To wszystko powyżej miałem zainstalowane razem, nic się nie gryzie i wszystko działa elegancko.

co do modów z FOSE (tu musisz mieć niestety inne pliki exe, żeby działały z FOSE, bo GFWL nie jest kompatybilny z FOSE):
1) oczywiście FWE + patche kompatybilizujące - świetny mod, który zmienia i poprawia bardzo dużo, zwłaszcza w rozgrywce oraz rozwoju postaci (najlepiej zacząć grę od nowa z tym modem).
2) MMM - Mart's Mutant Mod + patche do FWE i EVE - czyli zestaw nowych przeciwników, starych jest więcej + możliwość konfiguracji, fajny mod ale miałem problemy z balansem, niektórych przeciwników nie mogłem pokonać, inni byli zaskakująco słabi (może gryzło się coś z innymi modami lub brakowało patcha z FOIP, nie pamiętam już).
3) mody na lepszy HUD - aHUD i iHUD - ja ustawiam sobie HUD jak w F4 :P czyli np. kompas na dole po środku itd.
4) enhanced camera (widać nogi i resztę ciała postaci)
5) Weapon Mod Kits (najlepiej z CALIBR z ammo schematics i CRAFT - nie trzeba jak masz FWE) - świetny mod w którym można modyfikować bronie np. chiński karabin szturmowy + luneta + celownik laserowy + tłumik + powiększony magazynek = chyba najlepsza cicha broń ;) ewentualnie można zamienić na karabin myśliwski lub snajperkę :)

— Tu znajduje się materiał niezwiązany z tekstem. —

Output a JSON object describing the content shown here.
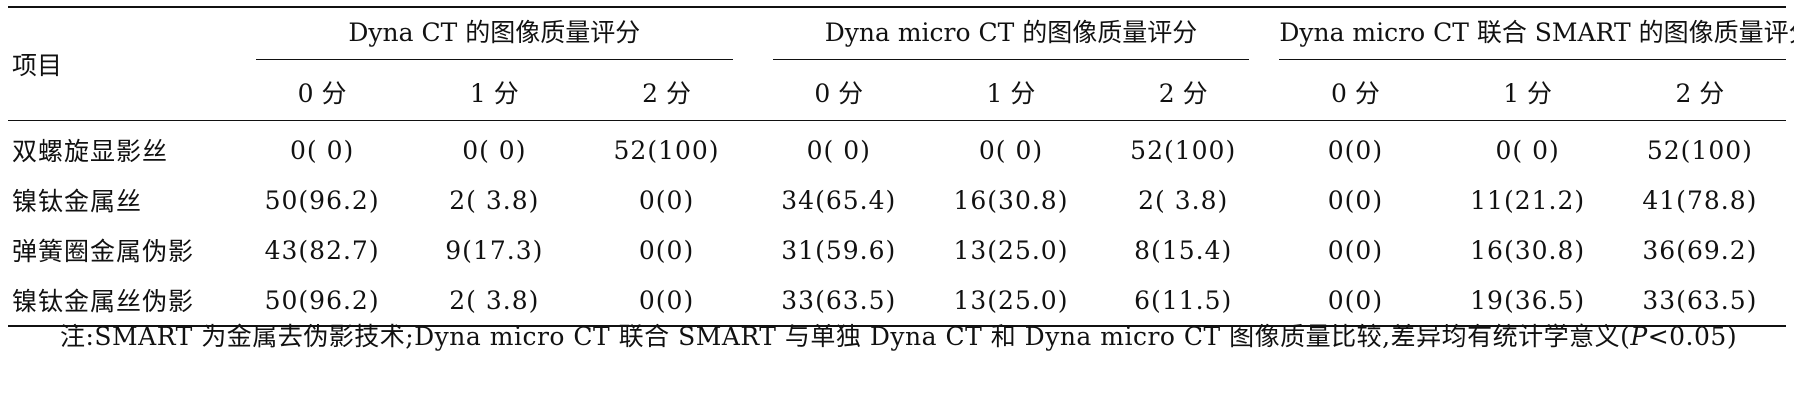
{
  "table": {
    "item_header": "项目",
    "groups": [
      {
        "title": "Dyna CT 的图像质量评分"
      },
      {
        "title": "Dyna micro CT 的图像质量评分"
      },
      {
        "title": "Dyna micro CT 联合 SMART 的图像质量评分"
      }
    ],
    "sub_headers": [
      "0 分",
      "1 分",
      "2 分",
      "0 分",
      "1 分",
      "2 分",
      "0 分",
      "1 分",
      "2 分"
    ],
    "rows": [
      {
        "label": "双螺旋显影丝",
        "cells": [
          "0( 0)",
          "0( 0)",
          "52(100)",
          "0( 0)",
          "0( 0)",
          "52(100)",
          "0(0)",
          "0( 0)",
          "52(100)"
        ]
      },
      {
        "label": "镍钛金属丝",
        "cells": [
          "50(96.2)",
          "2( 3.8)",
          "0(0)",
          "34(65.4)",
          "16(30.8)",
          "2( 3.8)",
          "0(0)",
          "11(21.2)",
          "41(78.8)"
        ]
      },
      {
        "label": "弹簧圈金属伪影",
        "cells": [
          "43(82.7)",
          "9(17.3)",
          "0(0)",
          "31(59.6)",
          "13(25.0)",
          "8(15.4)",
          "0(0)",
          "16(30.8)",
          "36(69.2)"
        ]
      },
      {
        "label": "镍钛金属丝伪影",
        "cells": [
          "50(96.2)",
          "2( 3.8)",
          "0(0)",
          "33(63.5)",
          "13(25.0)",
          "6(11.5)",
          "0(0)",
          "19(36.5)",
          "33(63.5)"
        ]
      }
    ]
  },
  "note": {
    "prefix": "注:SMART 为金属去伪影技术;Dyna micro CT 联合 SMART 与单独 Dyna CT 和 Dyna micro CT 图像质量比较,差异均有统计学意义(",
    "p": "P",
    "suffix": "<0.05)"
  }
}
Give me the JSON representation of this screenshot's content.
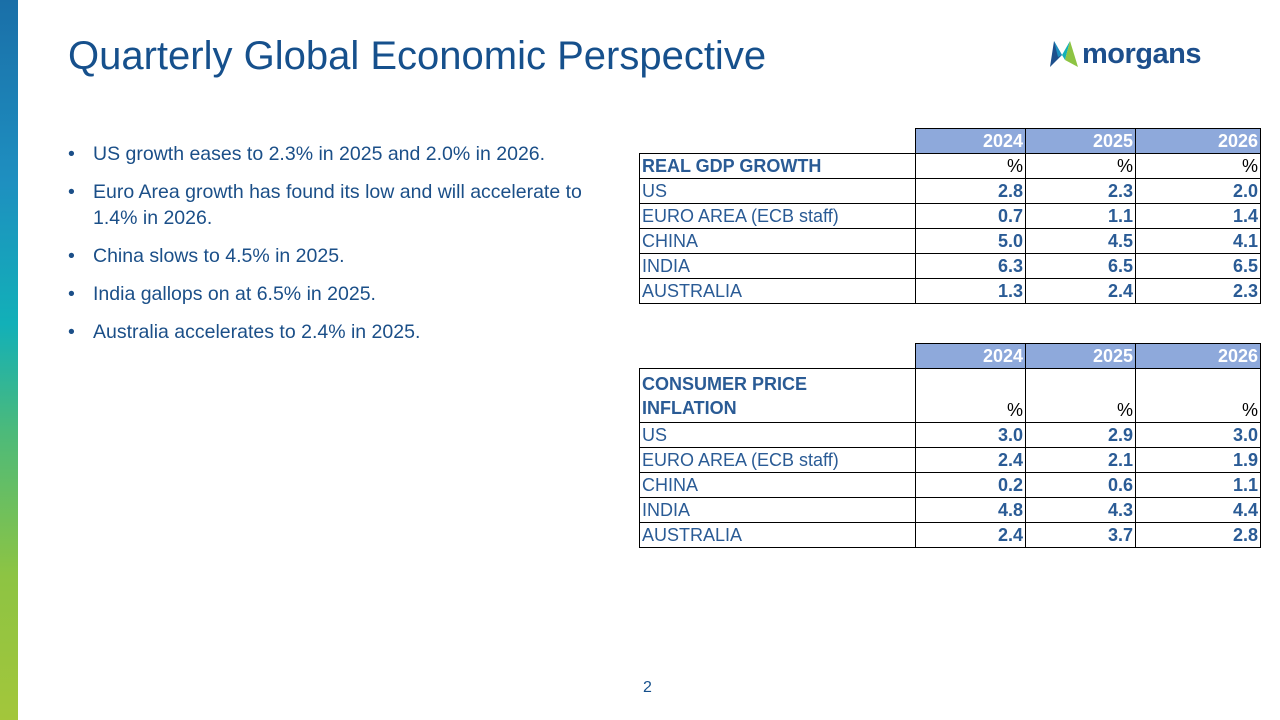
{
  "slide": {
    "title": "Quarterly Global Economic Perspective",
    "page_number": "2"
  },
  "logo": {
    "text": "morgans",
    "icon": "morgans-m-icon"
  },
  "bullets": [
    "US growth eases to 2.3% in 2025 and 2.0% in 2026.",
    "Euro Area growth has found its low and will accelerate to 1.4% in 2026.",
    "China slows to 4.5% in 2025.",
    "India gallops on at 6.5% in 2025.",
    "Australia accelerates to 2.4% in 2025."
  ],
  "gdp_table": {
    "years": [
      "2024",
      "2025",
      "2026"
    ],
    "heading": "REAL GDP GROWTH",
    "units": [
      "%",
      "%",
      "%"
    ],
    "rows": [
      {
        "label": "US",
        "values": [
          "2.8",
          "2.3",
          "2.0"
        ]
      },
      {
        "label": "EURO AREA (ECB staff)",
        "values": [
          "0.7",
          "1.1",
          "1.4"
        ]
      },
      {
        "label": "CHINA",
        "values": [
          "5.0",
          "4.5",
          "4.1"
        ]
      },
      {
        "label": "INDIA",
        "values": [
          "6.3",
          "6.5",
          "6.5"
        ]
      },
      {
        "label": "AUSTRALIA",
        "values": [
          "1.3",
          "2.4",
          "2.3"
        ]
      }
    ]
  },
  "cpi_table": {
    "years": [
      "2024",
      "2025",
      "2026"
    ],
    "heading_line1": "CONSUMER PRICE",
    "heading_line2": "INFLATION",
    "units": [
      "%",
      "%",
      "%"
    ],
    "rows": [
      {
        "label": "US",
        "values": [
          "3.0",
          "2.9",
          "3.0"
        ]
      },
      {
        "label": "EURO AREA (ECB staff)",
        "values": [
          "2.4",
          "2.1",
          "1.9"
        ]
      },
      {
        "label": "CHINA",
        "values": [
          "0.2",
          "0.6",
          "1.1"
        ]
      },
      {
        "label": "INDIA",
        "values": [
          "4.8",
          "4.3",
          "4.4"
        ]
      },
      {
        "label": "AUSTRALIA",
        "values": [
          "2.4",
          "3.7",
          "2.8"
        ]
      }
    ]
  },
  "colors": {
    "title": "#16508c",
    "header_fill": "#8ea9db",
    "table_text": "#2a5b95",
    "logo_navy": "#1d4f8c",
    "logo_green": "#8dc443"
  }
}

Do eksperymentowania polecam:
1) RobCo Centified - czyli dodatkowe robociki z możliwością ich własnoręcznego składania, będą łazić za nami jak companion, jest opcja "Mister Smiths Scrapyard" - dodatkowe questy i lokacja przy Wysypisku.
2) RTS - Real Time Settler - masz swojego brahmina i zakładasz osadę, ścinasz drzewa itp. co jest więcej to nie wiem bo krótko w to grałem

To na razie tyle z tych co testowałem (w modpacka Aurelinusa też grałem), jak mi się przypomni to jeszcze coś zarzucę. Oczywiście grałem w pełną polską z edycji digital z muve oraz testowałem na edycji pudełkowej + dodatki bo taką też mam.